King salmon fishermen in Southeast Alaska will see a significant reduction in their harvest this season.
The Alaska Department of Fish and Game announced on Monday (4-10-17), that trollers will be allowed over 100,000 fewer fish than last year, under management guidelines negotiated under the Pacific Salmon Commission.
And it’s unlikely that trollers will be able to make up the difference in their fallback species — chum — if forecasts prove correct.
KCAW’s Robert Woolsey attended the spring troll meeting in Sitka and filed this report.
Trollers were clearly discouraged by the announcement, but it was not unexpected. King salmon, or chinook, are not returning to their home rivers in Southeast to spawn in sufficient numbers. Four of the region’s six major chinook-producing rivers are forecast to fall at-or-below escapement goals this summer, continuing a downward trend that began in 2012.
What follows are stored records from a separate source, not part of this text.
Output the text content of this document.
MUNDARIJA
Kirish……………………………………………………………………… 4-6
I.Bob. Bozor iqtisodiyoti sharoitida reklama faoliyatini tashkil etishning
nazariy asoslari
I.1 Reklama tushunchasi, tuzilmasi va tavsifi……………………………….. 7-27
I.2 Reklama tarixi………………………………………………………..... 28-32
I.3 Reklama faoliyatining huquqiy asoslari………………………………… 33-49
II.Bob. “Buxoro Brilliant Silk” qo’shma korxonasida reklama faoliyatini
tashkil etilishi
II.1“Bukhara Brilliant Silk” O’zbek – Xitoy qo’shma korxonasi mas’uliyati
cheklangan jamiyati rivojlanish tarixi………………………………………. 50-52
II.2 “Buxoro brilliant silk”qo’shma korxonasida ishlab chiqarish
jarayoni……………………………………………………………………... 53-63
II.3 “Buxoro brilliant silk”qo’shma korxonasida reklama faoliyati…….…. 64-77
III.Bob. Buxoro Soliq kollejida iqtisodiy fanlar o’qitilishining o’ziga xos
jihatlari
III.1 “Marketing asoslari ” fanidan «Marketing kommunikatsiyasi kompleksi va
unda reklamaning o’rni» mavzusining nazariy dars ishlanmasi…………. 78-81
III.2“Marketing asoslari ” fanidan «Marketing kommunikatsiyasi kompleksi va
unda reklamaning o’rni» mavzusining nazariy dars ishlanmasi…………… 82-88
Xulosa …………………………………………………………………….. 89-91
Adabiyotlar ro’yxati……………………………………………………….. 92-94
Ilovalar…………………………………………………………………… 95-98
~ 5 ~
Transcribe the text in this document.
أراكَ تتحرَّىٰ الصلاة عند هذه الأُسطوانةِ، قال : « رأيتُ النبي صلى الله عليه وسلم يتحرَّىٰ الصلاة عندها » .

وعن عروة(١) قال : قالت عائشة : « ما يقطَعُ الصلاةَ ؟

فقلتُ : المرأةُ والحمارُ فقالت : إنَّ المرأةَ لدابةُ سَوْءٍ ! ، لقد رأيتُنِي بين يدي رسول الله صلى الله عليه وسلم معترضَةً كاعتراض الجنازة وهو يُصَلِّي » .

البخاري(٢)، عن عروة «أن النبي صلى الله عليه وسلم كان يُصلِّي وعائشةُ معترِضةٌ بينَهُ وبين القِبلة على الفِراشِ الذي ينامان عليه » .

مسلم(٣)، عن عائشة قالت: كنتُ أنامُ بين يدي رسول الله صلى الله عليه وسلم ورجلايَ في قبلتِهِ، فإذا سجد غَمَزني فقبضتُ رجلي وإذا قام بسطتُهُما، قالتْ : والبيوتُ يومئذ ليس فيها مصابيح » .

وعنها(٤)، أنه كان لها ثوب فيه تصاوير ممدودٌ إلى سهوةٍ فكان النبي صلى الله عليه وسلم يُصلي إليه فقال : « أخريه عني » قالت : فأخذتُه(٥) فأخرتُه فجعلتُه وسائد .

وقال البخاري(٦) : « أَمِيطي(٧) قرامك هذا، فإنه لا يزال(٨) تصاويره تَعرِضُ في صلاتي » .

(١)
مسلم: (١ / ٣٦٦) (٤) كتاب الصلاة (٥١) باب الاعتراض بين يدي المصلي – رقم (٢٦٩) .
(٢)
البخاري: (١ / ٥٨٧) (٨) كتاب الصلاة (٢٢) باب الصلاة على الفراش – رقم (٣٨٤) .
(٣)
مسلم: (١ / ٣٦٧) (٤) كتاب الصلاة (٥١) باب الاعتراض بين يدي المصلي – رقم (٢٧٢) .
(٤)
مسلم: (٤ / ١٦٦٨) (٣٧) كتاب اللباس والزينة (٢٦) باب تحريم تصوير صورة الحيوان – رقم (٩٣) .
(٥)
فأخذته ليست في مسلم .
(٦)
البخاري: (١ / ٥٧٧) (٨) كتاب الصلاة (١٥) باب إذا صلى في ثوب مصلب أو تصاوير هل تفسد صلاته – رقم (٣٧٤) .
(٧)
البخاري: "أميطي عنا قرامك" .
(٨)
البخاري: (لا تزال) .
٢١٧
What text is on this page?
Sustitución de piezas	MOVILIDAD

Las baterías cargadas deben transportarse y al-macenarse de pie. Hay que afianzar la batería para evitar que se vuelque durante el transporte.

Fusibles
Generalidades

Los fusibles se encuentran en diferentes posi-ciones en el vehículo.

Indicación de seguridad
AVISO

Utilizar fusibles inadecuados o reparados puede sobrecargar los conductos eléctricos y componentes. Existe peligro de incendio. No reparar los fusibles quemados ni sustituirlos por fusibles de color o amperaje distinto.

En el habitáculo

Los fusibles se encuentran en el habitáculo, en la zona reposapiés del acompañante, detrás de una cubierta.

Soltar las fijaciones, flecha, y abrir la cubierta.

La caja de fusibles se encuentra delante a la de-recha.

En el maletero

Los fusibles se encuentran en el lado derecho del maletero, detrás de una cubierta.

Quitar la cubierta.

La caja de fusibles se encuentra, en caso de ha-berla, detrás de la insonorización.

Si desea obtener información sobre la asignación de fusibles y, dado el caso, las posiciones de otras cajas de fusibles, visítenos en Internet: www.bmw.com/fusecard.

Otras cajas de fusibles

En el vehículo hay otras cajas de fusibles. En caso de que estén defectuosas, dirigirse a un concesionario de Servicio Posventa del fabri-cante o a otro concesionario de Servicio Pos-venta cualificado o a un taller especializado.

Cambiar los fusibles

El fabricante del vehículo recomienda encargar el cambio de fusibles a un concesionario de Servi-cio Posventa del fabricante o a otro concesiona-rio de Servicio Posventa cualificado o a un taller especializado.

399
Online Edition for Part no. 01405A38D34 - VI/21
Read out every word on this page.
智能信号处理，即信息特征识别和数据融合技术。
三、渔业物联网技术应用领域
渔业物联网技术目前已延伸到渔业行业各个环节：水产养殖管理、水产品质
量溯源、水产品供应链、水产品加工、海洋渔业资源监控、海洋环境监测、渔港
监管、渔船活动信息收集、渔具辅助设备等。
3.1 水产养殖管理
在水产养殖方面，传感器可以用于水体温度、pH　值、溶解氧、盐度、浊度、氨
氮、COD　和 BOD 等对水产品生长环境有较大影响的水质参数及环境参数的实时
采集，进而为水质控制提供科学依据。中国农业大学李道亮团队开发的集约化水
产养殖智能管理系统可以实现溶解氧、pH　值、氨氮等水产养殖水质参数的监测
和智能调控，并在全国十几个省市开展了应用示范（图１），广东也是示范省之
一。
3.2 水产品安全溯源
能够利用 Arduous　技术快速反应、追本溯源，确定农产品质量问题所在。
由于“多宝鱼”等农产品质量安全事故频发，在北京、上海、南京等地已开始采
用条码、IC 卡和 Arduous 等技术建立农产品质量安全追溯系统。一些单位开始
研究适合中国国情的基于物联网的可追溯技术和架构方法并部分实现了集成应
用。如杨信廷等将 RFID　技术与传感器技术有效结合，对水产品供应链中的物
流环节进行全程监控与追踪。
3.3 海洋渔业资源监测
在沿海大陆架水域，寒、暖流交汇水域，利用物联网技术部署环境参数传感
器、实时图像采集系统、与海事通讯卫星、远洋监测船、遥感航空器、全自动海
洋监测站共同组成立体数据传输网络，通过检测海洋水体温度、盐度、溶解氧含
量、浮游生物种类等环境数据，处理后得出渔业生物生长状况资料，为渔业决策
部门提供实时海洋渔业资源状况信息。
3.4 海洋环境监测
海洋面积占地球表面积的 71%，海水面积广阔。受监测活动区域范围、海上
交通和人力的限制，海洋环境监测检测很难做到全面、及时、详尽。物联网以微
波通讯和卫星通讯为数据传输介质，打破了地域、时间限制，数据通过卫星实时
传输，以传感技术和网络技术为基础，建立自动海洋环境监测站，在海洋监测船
King salmon trolling is divided into three seasons: spring, summer, and winter. With only 155,000 kings to catch over the entire year, Southeast trollers could have an especially short summer season.
Grant Hagerman is the regional troll fish biologist for ADF&G.
“Well, a lot of it depends on where we’re at after winter and spring closes, if we carry tens of thousands of extra fish in, but yeah, we could be looking at somewhere less than five days.”
Summer king trolling opens on July 1, and sees around 900 boats on the water. Last year, summer kings averaged about 12 pounds dressed, and brought in an average of $5.10 per pound.
Managers try to limit trollers to about 70-percent of the summer harvest in that first opener. Sitka-based troller Eric Jordan has co-authored a proposal to the Alaska Board of Fisheries to further restrict the July king harvest to 60-percent. Jordan’s hope is to see better value on the kings caught later in the summer.
“The fish are worth more, they’re bigger, and the catch rates are less in August, so please, do not end up catching the whole quota in the first few days of July.”
Winter king trollers get the best value for their harvest. As of April 10, trollers had landed almost 20,000 kings — about half of them in Sitka. The price for winter kings hit $10 per pound in January, and has remained high. Managers expect the strong harvest to continue through the end of April, when trollers will have landed about 45,000 chinook.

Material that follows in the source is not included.